Адам видел, как Николай Артемович зашагал на его розыски. Обойдя корпус хирургии с противоположной стороны, он поспешил навстречу профессору. Ему тоже очень не хотелось, чтобы Лиза ушла. Только бы побыть с нею рядом, пусть невидимому, пусть неузнанному, просто насмотреться на нее.

Из-за угла здания показалась легкая, стремительная фигура Николая Артемовича.

– Дружище! – еще издали крикнул профессор. – А я тебя ищу! Если разрешишь, я в твоей сторожке отдохну. Дай, пожалуйста, ключ! Я не один, понимаешь…

– Да-да! – заспешил Адам, перебивая профессора, боясь услышать от него что-нибудь мужское, дурное, откровенное. – На, возьми. Иди, не бойся, там у меня чисто. Свет зажжешь – окно прикрой, чтоб комары не налетели.

XVI

В эту ночь Адам впервые за годы службы не нес караула, не обходил дозором большой, заросший деревьями и кустами больничный двор. Он не мог глаз оторвать от окна своей привычной, будничной сторожки, ставшей сейчас заколдованным чертогом, куда вход ему, хозяину, был запрещен. Он сидел и смотрел в этот маленький светящийся квадрат, как будто бы он был итогом всей его жизни. Там, за окном, в его комнате, хозяйкой и гостьей была его дочь.
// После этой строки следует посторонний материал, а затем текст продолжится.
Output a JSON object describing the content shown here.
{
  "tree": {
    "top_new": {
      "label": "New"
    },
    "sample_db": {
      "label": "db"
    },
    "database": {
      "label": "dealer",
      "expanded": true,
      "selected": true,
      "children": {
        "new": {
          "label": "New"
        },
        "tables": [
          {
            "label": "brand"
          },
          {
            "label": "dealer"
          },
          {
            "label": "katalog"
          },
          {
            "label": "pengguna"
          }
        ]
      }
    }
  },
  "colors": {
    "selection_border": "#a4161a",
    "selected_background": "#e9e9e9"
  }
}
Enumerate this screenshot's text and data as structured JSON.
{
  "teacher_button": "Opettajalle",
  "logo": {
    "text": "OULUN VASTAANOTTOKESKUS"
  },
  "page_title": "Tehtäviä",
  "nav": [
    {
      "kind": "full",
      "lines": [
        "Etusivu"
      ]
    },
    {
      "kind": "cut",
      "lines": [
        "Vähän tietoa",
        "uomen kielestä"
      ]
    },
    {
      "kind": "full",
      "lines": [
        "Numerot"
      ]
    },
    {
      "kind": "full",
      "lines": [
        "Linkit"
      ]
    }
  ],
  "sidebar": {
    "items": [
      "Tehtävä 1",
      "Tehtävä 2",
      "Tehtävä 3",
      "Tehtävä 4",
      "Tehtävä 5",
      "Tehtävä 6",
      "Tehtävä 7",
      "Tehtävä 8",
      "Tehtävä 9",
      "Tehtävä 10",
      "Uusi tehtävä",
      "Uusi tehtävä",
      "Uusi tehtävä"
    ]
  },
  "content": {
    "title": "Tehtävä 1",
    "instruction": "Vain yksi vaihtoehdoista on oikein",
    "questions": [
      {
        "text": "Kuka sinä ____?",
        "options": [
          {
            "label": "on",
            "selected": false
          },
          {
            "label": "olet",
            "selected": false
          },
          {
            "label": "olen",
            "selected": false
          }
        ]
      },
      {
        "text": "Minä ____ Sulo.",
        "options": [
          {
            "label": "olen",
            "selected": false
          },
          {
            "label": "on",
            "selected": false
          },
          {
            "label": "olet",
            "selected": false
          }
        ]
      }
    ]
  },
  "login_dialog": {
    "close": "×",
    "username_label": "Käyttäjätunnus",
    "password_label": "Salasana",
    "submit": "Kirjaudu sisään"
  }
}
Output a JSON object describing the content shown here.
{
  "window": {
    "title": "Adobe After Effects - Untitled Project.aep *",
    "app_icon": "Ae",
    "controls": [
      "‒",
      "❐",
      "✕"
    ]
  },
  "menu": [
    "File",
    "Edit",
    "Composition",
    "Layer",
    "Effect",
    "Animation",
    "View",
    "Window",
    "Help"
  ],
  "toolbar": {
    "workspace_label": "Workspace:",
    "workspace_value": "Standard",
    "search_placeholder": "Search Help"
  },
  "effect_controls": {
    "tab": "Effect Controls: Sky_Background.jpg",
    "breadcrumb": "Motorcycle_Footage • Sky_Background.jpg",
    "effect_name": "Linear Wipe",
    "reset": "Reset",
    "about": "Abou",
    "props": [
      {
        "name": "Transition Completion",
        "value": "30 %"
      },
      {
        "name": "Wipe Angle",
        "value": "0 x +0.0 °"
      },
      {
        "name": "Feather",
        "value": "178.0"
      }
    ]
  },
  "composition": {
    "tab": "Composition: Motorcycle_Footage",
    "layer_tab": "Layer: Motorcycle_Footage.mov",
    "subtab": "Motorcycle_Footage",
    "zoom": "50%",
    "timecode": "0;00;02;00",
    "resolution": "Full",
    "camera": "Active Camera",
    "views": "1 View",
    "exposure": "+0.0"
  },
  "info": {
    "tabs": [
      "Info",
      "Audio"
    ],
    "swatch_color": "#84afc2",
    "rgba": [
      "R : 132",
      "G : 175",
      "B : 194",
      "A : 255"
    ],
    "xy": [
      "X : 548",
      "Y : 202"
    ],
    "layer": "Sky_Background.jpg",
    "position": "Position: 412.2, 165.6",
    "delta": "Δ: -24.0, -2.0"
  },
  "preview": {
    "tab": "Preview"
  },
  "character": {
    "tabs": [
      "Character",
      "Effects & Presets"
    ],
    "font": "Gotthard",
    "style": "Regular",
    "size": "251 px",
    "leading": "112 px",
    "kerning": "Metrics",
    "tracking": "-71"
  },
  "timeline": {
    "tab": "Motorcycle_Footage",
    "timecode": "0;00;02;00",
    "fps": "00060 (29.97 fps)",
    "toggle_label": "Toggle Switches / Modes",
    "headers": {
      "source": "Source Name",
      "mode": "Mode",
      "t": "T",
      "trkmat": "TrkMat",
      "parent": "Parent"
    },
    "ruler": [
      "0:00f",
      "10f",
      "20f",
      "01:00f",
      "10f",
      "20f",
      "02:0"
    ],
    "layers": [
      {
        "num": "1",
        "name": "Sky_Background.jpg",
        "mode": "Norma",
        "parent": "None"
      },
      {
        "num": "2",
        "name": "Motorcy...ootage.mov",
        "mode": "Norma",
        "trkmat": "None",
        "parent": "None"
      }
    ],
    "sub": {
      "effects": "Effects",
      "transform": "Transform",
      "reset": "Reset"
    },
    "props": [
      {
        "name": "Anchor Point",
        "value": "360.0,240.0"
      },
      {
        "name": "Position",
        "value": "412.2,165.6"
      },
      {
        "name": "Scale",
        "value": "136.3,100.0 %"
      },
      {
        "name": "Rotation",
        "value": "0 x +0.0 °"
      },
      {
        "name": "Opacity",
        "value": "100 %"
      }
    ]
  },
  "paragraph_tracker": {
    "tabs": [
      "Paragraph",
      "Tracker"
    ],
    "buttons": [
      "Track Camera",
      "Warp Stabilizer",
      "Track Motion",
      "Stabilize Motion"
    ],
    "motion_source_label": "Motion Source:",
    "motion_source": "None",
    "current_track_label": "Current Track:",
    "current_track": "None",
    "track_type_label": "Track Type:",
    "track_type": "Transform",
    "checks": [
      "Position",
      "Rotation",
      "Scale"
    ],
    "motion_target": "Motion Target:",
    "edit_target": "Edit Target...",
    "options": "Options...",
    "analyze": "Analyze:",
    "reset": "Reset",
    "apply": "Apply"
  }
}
Вдруг в сторожке погас свет, сторожка пропала, будто бы ее и вовсе не было в мире. Ковыляя, Адам сделал к ней несколько шагов и услыхал, как щелкнул ключ. Он махнул рукой и опустился на траву. Адаму вдруг показалось, что он умер и никому, никому до него нет дела. Слезы хлынули из его глаз. Он плакал, как мальчишка: всхлипывал, сморкался, вытирал мокрой уже рубашкой мокрое лицо и опять плакал, сморкался и всхлипывал. Последний раз вот так же неудержимо плакал он семилетним мальчишкой, когда отец зарезал их корову Красулю. Ее задрал волк и нельзя уже было спасти. Вся семья объедалась мясом, так как в деревне его некому было продать, а везти в город далеко, да и время летнее было – не довезешь. Вот и справляла семья неожиданный горький праздник, варя и даря с утра до вечера. Только он один не мог есть Красулино мясо, ведь он пас ее, играл с ней. Говядина казалась ему человечиной. Он убегал в степь, на курган, ложился там в густую лебеду, осыпавшую его серебряной пылью, и плакал. Слез было море, и он бездумно тонул в них.

Кромешная темнота поглотила мир. Все уснуло, и только Адам бодрствовал. Он вздыхал, вытирал слезы:

– Ведь не девка же – баба, эка невидаль! Чего ревешь, дуралей! – шептал Адам. Но, видно, это утешение было для него неубедительным. Слезы лились сами по себе. О чем он плакал? О дочери, о своей девочке, которая непорочная, чистая, жила все эти годы в его старом сердце. Только не о женщине, почивавшей у него с чужим, малопонятным человеком, которого все в шутку или всерьез называли его другом.

– Друг… Какой он мне друг?..

Они познакомились пять лет назад. До этого Николай Артемович проходил мимо него, как мимо дерева. А пять лет тому назад встретились случайно на рыбалке. Чуть ли не от самого пляжа и далеко за город все побережье было занято рыбаками. Запоздавший Николай Артемович еле нашел место втиснуться. Втиснулся он между Адамом, сидевшим на ящике из тонких дощечек, и худым загорелым мальчишкой. Старик поздоровался с ним, и профессор узнал в нем больничного сторожа. В тот день здорово ловилась тарашка. На радостях Николай Артемович разговорился с Адамом. Вместе они ушли с рыбалки, довольные удачей.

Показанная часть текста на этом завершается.